Growth didn’t come straight away. The first 300 users took three months. People around them were vocal about it – friends asking why Ryan had quit his internship, why he wasn’t just doing this on the side, when he was going to get a proper job. One of Alfred’s friends even told him directly, to his face, that he was wasting his time and should just go find a job. 

They kept going anyway, focused less on the numbers and more on the small things – whether the content was standing out, whether the product was becoming more intuitive, whether they were solving the problem in a way that actually felt good to use. “That obsession with execution over metrics is what helped us push through those first few months,” Ryan says.

Then one of the Reels took off. 

Ryan had been putting out Instagram Reels – one feature in particular, he says, was designed with social media in mind from the start, right down to the colours and animations. One of those Reels, posted on a Tuesday, sat quietly for five days before taking off. 

He scrolled past it one evening and stopped: 600,000 views. Overnight, their user base jumped from 800 to 2,000, and the platform went down briefly under the load. The following week was spent entirely on keeping things stable. That reel has since crossed 1.6 million views, and the platform now has over 10,000 users, with paying subscribers in six continents and more than 30 countries, most of them in the US and Europe. 

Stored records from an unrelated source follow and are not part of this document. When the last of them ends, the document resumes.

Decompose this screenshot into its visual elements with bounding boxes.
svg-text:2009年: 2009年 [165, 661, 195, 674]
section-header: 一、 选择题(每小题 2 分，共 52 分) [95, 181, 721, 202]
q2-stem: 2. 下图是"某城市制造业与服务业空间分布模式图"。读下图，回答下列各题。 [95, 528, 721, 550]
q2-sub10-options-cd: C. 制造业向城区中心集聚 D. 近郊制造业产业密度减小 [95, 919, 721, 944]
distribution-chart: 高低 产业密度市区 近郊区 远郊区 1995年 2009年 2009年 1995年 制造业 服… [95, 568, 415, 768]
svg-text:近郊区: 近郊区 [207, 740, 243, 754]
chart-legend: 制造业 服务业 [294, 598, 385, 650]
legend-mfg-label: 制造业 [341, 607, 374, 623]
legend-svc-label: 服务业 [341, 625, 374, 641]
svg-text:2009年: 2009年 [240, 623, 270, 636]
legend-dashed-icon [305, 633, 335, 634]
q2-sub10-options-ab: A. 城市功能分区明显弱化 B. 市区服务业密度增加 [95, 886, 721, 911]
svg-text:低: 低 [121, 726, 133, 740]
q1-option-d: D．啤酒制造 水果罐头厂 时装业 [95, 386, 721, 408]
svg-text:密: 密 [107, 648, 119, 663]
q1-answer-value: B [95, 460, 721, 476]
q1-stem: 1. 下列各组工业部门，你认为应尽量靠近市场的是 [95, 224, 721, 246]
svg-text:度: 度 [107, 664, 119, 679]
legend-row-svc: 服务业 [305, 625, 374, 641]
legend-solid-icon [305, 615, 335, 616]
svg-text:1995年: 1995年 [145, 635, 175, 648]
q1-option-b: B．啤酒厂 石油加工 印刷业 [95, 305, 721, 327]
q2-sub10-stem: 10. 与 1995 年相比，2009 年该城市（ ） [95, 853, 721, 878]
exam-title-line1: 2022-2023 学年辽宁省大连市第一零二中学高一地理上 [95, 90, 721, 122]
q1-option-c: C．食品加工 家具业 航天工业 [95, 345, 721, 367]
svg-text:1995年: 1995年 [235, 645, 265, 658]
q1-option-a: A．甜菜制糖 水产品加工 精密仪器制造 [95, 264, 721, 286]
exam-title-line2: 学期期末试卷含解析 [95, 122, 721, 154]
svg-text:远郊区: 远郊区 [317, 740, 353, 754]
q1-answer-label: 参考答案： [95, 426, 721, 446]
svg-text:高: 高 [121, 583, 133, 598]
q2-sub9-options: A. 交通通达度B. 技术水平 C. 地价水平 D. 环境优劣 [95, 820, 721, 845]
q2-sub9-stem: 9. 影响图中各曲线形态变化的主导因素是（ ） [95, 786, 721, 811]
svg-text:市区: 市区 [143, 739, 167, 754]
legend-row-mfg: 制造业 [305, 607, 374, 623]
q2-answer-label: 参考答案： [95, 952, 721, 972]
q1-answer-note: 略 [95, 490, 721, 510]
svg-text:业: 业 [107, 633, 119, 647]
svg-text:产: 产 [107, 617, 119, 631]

The messages started coming in not long after – students writing on Discord, Instagram, and TikTok from across the world, saying the platform had made studying feel manageable again. Some wrote to say they’d done well in exams they’ve been dreading. “The amount of fulfillment I get from these messages never gets old,” Ryan says.

What NUS made possible

Both founders point to NUS Overseas Colleges as the experience that most shaped how they think. For Ryan, the year in Silicon Valley recalibrated his sense of what was possible. The companies he admired hadn’t been built on exceptional talent alone – grit and conviction mattered just as much, and so did a willingness to enter spaces where others were already competing. He came back prepared to do that, even in a market with well-funded players already in it. “Singaporeans can dream bigger and do bigger things,” he says. “I didn’t fully believe that before I went.”

For Alfred, it was a different kind of shift. San Francisco was the first place he’d been where deep technical conversations were entirely unremarkable – where that was simply how people talked. “It was the first time I really felt like I’d found my tribe,” he says. He came back with a clearer sense of the standard he wanted to hold himself to. 

Ryan also credits SoC’s Venture Initiation Programme, which between April 2024 and April 2025 supported an earlier project of his that eventually didn’t work out. The project is gone, but the experience of building it, and getting it wrong, carried forward. “Without that,” he says, “LearnKata would not be the same today.” 

What comes next


For students thinking about building something, Ryan’s advice is simple. “Just start. It doesn’t matter if people think it’s a bad idea or if it already exists. No two executions are ever the same.”

Alfred’s is much the same. “You don’t need permission. You don’t need to graduate first. You just need to start.”

They graduate this year with no particularly tidy plan – just a problem they’re not done solving, a platform that’s still early, and a growing number of students somewhere in the world who are studying a little better because of something two NUS undergraduates built between lectures.

That feels like enough to keep going.